Mr. Suthers, currently a candidate for Mayor of Colorado Springs, interacted with Inn Members during the cocktail hour and talked about the transition from being the Attorney General of Colorado to a candidate in a mayoral election.
During his speech, Mr. Suthers explained to the Inn members his view of the office of Attorney General and what he believed were consitutional and appropriate actions to take. He emphasized that as Attorney General, his role was not to take positions based on his personal views or public policy, but was duty bound to defend state laws regardless. This included, for example, his defending Colorado’s gun control laws despite the fact that members of his own party greatly opposed them. Mr. Suthers also guided the members through his reasoning for his actions during the controversy over gay marriage laws in Colorado. Mr. Suthers opposed attorneys general from utilizing what he has coined a “litigation veto,” which is failing to defend a state law because that A.G. believes the law to be unjust or bad policy. When challenged by Inn Members, Mr. Suthers also defended his decision to join the states’ lawsuit against the Affordable Care Act.
“THE (LEGAL) FUTURE IS ALREADY HERE – IT’S JUST NOT EVENLY DISTRIBUTED.”
February 25, 2015 – Despite a sudden and severe snow storm, Judge Wheeler’s Group came through with a fascinating presentation, which explored how Colorado can help bring together academia, the bench/bar, and clients to help law evolve in a time of rapid technological change. The Inn had a surprisingly good turnout considering the inclement weather conditions.

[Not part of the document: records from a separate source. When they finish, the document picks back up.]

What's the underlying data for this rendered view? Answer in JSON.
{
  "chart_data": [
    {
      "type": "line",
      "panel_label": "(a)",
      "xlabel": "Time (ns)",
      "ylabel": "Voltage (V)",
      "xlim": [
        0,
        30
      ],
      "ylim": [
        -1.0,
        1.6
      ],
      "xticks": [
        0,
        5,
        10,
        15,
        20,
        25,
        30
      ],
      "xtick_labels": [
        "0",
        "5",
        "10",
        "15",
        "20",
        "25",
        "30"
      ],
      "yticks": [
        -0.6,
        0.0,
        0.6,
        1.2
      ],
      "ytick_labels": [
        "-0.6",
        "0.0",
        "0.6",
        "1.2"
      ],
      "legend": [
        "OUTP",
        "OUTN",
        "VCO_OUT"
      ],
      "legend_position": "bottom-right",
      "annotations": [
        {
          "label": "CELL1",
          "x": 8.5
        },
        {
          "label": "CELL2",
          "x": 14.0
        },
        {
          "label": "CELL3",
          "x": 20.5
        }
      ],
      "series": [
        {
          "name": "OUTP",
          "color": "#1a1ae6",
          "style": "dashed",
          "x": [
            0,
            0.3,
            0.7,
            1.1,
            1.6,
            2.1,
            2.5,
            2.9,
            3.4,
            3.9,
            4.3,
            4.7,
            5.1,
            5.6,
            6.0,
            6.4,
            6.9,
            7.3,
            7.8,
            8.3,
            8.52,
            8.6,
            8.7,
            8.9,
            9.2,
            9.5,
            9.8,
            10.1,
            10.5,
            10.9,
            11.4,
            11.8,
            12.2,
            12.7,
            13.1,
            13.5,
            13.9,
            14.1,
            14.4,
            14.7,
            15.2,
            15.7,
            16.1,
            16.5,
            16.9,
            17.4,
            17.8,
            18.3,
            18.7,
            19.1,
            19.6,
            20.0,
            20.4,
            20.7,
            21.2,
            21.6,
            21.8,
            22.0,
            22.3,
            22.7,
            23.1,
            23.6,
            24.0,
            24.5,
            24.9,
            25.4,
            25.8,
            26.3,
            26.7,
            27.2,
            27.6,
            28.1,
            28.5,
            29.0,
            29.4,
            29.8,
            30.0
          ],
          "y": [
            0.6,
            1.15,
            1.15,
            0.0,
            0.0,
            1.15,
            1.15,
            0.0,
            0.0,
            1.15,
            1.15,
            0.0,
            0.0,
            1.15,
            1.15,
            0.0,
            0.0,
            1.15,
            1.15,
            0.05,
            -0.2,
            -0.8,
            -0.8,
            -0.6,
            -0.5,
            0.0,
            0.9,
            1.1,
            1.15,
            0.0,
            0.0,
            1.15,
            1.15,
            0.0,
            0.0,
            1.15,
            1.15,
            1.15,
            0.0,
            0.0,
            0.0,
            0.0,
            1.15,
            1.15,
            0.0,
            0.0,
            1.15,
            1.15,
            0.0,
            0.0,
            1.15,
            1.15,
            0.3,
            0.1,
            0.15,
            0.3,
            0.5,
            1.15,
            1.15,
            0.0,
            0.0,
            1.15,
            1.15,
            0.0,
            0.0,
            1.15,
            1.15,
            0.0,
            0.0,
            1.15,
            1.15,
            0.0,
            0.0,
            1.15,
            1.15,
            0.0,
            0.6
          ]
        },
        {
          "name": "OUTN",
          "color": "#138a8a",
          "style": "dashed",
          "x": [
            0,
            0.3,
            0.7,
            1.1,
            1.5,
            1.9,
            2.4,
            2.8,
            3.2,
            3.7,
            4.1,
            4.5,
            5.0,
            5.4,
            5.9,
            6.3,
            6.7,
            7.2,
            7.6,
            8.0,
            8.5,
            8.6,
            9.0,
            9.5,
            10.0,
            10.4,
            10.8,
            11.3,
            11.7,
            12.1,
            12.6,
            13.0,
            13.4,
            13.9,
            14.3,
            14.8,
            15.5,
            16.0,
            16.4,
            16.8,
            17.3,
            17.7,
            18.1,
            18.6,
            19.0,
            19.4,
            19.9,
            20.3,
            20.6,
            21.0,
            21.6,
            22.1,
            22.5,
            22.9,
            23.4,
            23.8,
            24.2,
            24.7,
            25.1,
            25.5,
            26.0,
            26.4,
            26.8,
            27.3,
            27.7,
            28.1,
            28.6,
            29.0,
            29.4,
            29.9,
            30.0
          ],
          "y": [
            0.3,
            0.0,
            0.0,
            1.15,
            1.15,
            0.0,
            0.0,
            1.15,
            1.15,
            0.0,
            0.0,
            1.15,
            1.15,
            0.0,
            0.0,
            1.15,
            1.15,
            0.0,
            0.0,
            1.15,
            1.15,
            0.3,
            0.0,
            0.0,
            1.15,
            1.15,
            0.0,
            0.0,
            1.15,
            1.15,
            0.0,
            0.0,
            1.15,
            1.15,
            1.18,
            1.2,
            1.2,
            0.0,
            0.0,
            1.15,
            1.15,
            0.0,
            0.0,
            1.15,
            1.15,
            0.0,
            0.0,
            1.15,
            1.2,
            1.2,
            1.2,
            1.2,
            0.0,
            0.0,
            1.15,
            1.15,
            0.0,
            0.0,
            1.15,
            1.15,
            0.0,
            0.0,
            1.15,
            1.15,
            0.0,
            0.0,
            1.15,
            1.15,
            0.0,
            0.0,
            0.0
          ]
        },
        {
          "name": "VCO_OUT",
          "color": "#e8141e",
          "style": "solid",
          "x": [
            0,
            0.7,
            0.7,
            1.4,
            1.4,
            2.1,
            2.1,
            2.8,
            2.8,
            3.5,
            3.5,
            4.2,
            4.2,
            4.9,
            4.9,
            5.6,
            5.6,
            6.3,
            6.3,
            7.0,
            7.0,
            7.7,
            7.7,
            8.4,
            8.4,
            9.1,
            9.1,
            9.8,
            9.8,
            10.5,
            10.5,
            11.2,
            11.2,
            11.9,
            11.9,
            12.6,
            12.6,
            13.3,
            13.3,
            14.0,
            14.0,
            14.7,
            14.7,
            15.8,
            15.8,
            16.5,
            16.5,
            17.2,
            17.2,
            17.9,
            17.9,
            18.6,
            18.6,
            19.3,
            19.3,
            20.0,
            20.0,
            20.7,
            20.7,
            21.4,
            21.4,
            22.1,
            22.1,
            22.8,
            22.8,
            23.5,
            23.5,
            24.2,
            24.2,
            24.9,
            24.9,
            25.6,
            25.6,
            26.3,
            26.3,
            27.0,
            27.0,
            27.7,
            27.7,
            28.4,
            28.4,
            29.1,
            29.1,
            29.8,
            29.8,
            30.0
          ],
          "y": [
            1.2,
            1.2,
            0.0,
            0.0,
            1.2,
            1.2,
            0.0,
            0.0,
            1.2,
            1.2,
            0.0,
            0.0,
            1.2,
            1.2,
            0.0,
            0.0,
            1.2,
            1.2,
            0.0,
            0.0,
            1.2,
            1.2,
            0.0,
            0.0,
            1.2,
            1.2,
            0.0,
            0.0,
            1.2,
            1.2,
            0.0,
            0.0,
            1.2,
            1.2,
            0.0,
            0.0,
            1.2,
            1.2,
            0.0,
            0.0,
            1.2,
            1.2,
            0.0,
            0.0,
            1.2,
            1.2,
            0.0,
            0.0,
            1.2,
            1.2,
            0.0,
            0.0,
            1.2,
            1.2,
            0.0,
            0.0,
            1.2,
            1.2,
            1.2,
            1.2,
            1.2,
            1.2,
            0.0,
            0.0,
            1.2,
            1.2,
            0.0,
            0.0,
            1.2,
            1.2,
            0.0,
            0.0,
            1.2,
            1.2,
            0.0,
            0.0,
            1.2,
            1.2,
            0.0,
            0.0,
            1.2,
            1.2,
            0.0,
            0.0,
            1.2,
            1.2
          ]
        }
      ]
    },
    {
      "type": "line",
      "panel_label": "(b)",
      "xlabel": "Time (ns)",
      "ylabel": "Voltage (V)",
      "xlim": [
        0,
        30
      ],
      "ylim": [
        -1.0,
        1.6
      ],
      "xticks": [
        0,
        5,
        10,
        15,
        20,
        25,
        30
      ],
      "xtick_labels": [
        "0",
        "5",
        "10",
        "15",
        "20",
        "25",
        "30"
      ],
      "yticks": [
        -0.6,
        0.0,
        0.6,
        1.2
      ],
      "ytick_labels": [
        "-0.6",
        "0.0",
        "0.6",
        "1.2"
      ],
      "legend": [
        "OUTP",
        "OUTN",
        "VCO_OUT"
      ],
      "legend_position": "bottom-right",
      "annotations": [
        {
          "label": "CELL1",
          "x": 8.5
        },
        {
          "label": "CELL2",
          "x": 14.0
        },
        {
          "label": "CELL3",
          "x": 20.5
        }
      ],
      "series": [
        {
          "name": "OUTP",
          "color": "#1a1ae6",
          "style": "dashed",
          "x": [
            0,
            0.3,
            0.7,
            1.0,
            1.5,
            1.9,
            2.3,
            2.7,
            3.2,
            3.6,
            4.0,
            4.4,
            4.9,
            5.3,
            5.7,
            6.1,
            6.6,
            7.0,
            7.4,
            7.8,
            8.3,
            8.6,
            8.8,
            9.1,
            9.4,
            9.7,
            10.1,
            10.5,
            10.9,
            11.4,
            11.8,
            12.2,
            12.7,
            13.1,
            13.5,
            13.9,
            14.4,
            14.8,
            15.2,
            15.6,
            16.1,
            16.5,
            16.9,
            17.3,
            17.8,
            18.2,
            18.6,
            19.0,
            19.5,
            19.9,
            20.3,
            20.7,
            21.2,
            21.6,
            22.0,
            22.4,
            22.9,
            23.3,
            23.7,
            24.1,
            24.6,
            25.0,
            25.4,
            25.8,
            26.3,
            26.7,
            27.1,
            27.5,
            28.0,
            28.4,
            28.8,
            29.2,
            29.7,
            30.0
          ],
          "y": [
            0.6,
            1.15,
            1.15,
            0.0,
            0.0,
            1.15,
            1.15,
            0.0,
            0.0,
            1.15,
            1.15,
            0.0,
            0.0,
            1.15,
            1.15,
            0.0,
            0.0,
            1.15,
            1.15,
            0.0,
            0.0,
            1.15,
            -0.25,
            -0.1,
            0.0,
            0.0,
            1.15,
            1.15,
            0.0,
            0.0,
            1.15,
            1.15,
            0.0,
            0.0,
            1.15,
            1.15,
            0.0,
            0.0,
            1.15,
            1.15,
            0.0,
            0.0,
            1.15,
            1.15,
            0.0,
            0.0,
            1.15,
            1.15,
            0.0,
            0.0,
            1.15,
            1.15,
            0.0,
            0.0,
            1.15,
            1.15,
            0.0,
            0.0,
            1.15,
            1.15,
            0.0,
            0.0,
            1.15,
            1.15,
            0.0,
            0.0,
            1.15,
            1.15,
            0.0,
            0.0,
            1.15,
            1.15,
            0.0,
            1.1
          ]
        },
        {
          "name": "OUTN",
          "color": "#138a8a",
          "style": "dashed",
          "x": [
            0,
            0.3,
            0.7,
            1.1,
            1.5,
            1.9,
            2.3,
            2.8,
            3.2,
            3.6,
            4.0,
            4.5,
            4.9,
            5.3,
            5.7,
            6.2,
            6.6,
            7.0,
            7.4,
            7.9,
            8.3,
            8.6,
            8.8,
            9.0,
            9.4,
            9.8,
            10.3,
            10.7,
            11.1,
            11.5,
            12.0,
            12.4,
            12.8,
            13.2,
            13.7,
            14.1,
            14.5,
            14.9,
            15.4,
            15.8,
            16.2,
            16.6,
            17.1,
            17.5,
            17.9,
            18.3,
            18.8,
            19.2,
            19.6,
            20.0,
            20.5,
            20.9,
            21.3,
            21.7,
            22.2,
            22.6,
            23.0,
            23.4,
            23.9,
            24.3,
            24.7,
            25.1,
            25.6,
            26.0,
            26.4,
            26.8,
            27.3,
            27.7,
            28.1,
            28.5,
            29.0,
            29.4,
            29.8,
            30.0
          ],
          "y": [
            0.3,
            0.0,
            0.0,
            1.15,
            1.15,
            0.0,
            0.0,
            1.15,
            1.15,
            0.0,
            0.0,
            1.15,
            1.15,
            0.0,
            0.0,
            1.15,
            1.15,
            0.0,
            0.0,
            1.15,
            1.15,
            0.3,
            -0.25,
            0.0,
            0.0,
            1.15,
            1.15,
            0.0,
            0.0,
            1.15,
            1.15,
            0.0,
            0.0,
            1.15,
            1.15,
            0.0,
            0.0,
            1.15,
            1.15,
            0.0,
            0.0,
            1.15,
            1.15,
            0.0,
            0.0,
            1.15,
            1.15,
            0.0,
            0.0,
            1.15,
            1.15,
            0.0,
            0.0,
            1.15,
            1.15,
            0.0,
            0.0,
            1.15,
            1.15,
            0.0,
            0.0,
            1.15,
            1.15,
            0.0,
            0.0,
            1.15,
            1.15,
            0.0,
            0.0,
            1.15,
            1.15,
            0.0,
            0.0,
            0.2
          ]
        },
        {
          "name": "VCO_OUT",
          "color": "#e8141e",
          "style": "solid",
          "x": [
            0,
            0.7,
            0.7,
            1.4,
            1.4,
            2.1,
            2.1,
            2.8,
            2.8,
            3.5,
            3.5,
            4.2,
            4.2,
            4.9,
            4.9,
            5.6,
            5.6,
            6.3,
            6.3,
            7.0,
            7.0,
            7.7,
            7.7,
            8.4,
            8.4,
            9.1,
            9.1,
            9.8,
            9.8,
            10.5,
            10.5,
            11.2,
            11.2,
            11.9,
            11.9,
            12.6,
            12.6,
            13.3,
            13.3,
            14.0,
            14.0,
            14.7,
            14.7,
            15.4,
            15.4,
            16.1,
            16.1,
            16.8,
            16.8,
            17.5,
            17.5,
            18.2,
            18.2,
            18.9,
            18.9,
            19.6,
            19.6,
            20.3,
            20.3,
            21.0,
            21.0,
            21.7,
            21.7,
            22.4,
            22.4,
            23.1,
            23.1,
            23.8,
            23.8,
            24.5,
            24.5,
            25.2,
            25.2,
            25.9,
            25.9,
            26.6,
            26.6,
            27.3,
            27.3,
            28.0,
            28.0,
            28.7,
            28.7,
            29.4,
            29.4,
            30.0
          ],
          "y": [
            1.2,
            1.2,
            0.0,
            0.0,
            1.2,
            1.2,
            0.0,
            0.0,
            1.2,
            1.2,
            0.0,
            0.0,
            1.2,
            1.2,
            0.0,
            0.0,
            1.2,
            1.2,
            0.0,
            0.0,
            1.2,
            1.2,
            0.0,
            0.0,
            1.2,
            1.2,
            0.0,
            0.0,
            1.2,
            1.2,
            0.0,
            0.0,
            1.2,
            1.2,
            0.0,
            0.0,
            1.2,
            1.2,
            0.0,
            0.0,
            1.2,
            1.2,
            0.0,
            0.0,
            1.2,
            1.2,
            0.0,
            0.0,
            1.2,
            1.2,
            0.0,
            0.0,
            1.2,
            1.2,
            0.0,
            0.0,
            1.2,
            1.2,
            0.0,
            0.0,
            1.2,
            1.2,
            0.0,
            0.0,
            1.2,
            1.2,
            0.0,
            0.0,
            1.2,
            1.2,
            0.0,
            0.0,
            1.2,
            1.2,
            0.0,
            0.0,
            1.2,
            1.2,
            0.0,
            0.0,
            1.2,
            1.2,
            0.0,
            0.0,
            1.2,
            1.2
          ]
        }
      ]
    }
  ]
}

The world is changing and fast; can law adjust and evolve to keep up with it? Our guest speaker was Paul Lippe, who is the founder and CEO of the Legal OnRamp, www.legalonramp.com, spoke about this at the meeting. Legal OnRamp is a Silicon Valley-based initiative founded in cooperation with Cisco Systems to improve legal quality and efficiency through collaboration, automation and process re-engineering. Lippe formerly was an executive at the electronic design automation company Synopsys and later was CEO of Stanford SKOLAR, a medical digital library and e-learning company sponsored by Stanford Medical School. OnRamp Systems Inc., offers products and services to businesses to help their legal departments deliver results more efficiently with higher quality and lower cost. OnRamp Systems Inc. sponsors and hosts Legal OnRamp.
Mr. Lippe gave an overview of several concepts underpinning technological change and how it impacts industry and business practices. An analogy: while paper driving maps were necessary and used exclusively before, sociey has shifted to GPS and Google Maps, and the old maps are gone. With this revolutionary shift in mind, Paul asks “what if we had a Google Maps for law?” Navigating the intricacies of a complex legal undertaking is very complex. And though traditional legal project management methodologies offer some guidance, Paul aruges that the “map” they provide is quite analogous to the old Rand McNallys: “flat, broad, basic, and though helpful, only so in a rudimentary way.” Many issues were presented and discussed relating to how and if the law can adjust in the face of inevitable societal and technological change.